Tymczasem jak czytamy na stronie GIW :
W dniu 22 marca 2019 roku firma MSD Animal Health poinformowała Główny Inspektorat Weterynarii, że produkt leczniczy weterynaryjny o nazwie: Imizol 121,15 mg/ml, roztwór do wstrzykiwań dla psów (substancja czynna: imidokarb) jest obecnie niedostępny w Polsce. Imizol jest przeznaczony do stosowania u psów w zapobieganiu i leczeniu inwazji Babesia canis. Firma MSD Animal Health dołoży wszelkich starań, aby znaleźć rozwiązanie dla klientów w Polsce i potwierdza, że produkt będzie dostępny ponownie. Pierwsze opakowania produktu leczniczego weterynaryjnego o nazwie: Imizol będą dostępne w ciągu kilku tygodni. Firma MSD Animal Health przeprasza klientów za wszelkie niedogodności.
Zatem, z nieznanych nam przyczyn, firma ta nie jest w stanie zaopatrzyć naszego kraju w ten lek, niemniej jak podają, jest to stan czasowy.
Rzucenie hasła – “nie będziemy mieli czym leczyć swoich psów i od teraz babeszjoza = śmierć” – jest duuuużą nadinterpretacją.
Co nie oznacza, że babeszjozę można lekceważyć.
Późno rozpoznana lub oporna na dipropionian imidokarbu prowadzi do śmierci.
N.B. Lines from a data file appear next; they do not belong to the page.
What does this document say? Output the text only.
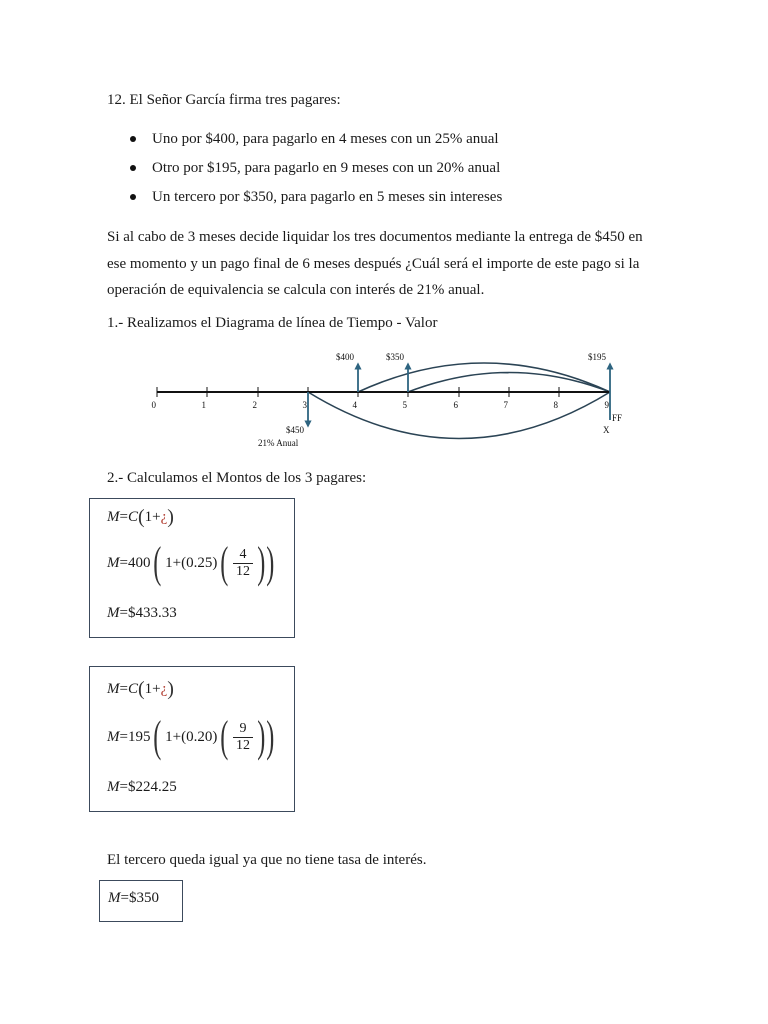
12. El Señor García firma tres pagares:

Uno por $400, para pagarlo en 4 meses con un 25% anual
Otro por $195, para pagarlo en 9 meses con un 20% anual
Un tercero por $350, para pagarlo en 5 meses sin intereses
Si al cabo de 3 meses decide liquidar los tres documentos mediante la entrega de $450 en
ese momento y un pago final de 6 meses después ¿Cuál será el importe de este pago si la
operación de equivalencia se calcula con interés de 21% anual.

1.- Realizamos el Diagrama de línea de Tiempo - Valor

0	1	2	3	4	5	6	7	8	9
$400	$350	$195
$450
21% Anual
FF
X

2.- Calculamos el Montos de los 3 pagares:

M = C ( 1+ ¿ )
M = 400 ( 1+ (0.25) ( $\frac{4}{12}$ ) )
M = $433.33
M = C ( 1+ ¿ )
M = 195 ( 1+ (0.20) ( $\frac{9}{12}$ ) )
M = $224.25

El tercero queda igual ya que no tiene tasa de interés.

M = $350
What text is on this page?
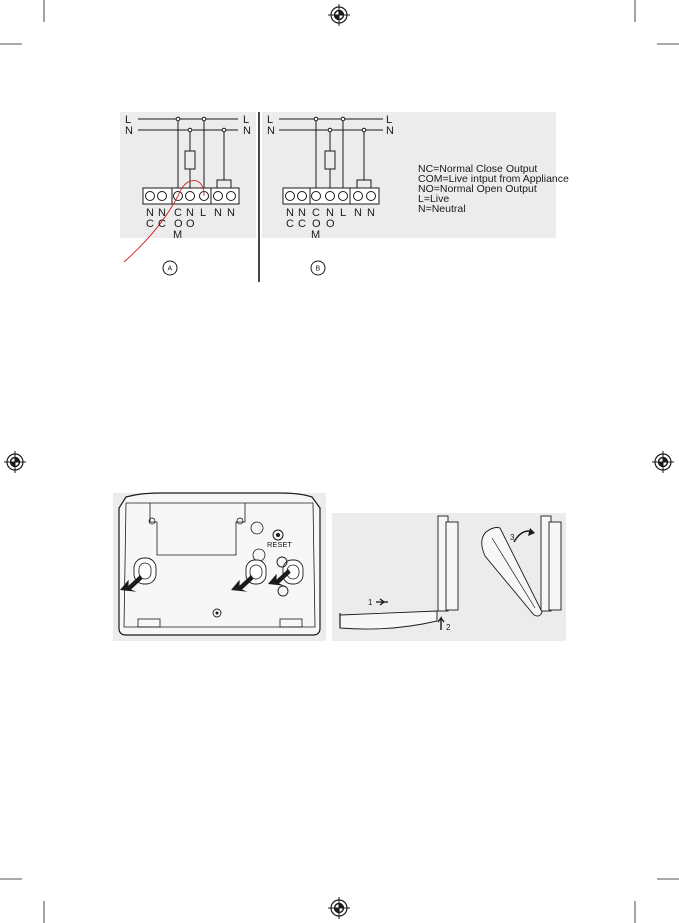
L
N
L
N
N
C
N
C
C
O
M
N
O
L N N
A
L
N
L
N
N
C
N
C
C
O
M
N
O
L N N
B
NC=Normal Close Output
COM=Live intput from Appliance
NO=Normal Open Output
L=Live
N=Neutral
RESET
1
2
3
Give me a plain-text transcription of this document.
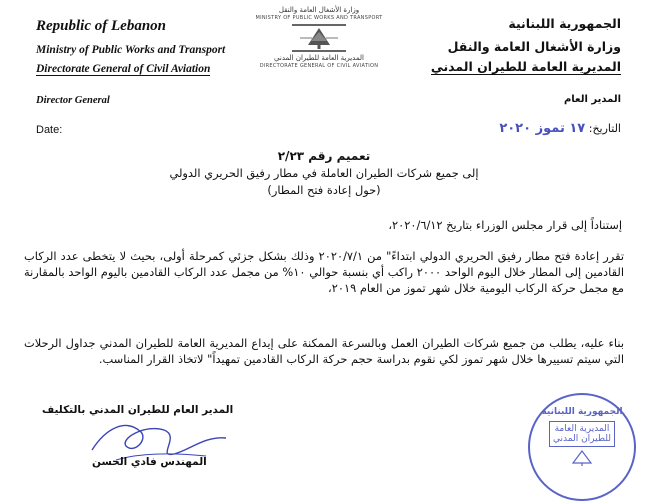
Republic of Lebanon
Ministry of Public Works and Transport
Directorate General of Civil Aviation
وزارة الأشغال العامة والنقل
MINISTRY OF PUBLIC WORKS AND TRANSPORT
المديرية العامة للطيران المدني
DIRECTORATE GENERAL OF CIVIL AVIATION
الجمهورية اللبنانية
وزارة الأشغال العامة والنقل
المديرية العامة للطيران المدني
Director General	المدير العام
Date:	التاريخ: ١٧ تموز ٢٠٢٠
تعميم رقم ٢/٢٣
إلى جميع شركات الطيران العاملة في مطار رفيق الحريري الدولي
(حول إعادة فتح المطار)
إستناداً إلى قرار مجلس الوزراء بتاريخ ٢٠٢٠/٦/١٢،
تقرر إعادة فتح مطار رفيق الحريري الدولي ابتداءً" من ٢٠٢٠/٧/١ وذلك بشكل جزئي كمرحلة أولى، بحيث لا يتخطى عدد الركاب القادمين إلى المطار خلال اليوم الواحد ٢٠٠٠ راكب أي بنسبة حوالي ١٠% من مجمل عدد الركاب القادمين باليوم الواحد بالمقارنة مع مجمل حركة الركاب اليومية خلال شهر تموز من العام ٢٠١٩،
بناء عليه، يطلب من جميع شركات الطيران العمل وبالسرعة الممكنة على إيداع المديرية العامة للطيران المدني جداول الرحلات التي سيتم تسييرها خلال شهر تموز لكي نقوم بدراسة حجم حركة الركاب القادمين تمهيداً" لاتخاذ القرار المناسب.
المدير العام للطيران المدني بالتكليف
المهندس فادي الحسن
الجمهورية اللبنانية
المديرية العامة
للطيران المدني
O przypadkach oporności Babesia Canis na leczenie możecie przeczytać tutaj -> www.magwet.pl.
Nagłej, niespodziewanej śmierci psa, w skutek zakażenia babeszją, w dodatku w środku zimy, którą to do niedawna uważano za czas wolny od inwazji kleszczy, doświadczyłam na własnej skórze, tracąc mojego dalmatyńczyka.
Uważajcie na kleszcze i trzymajcie się ciepło!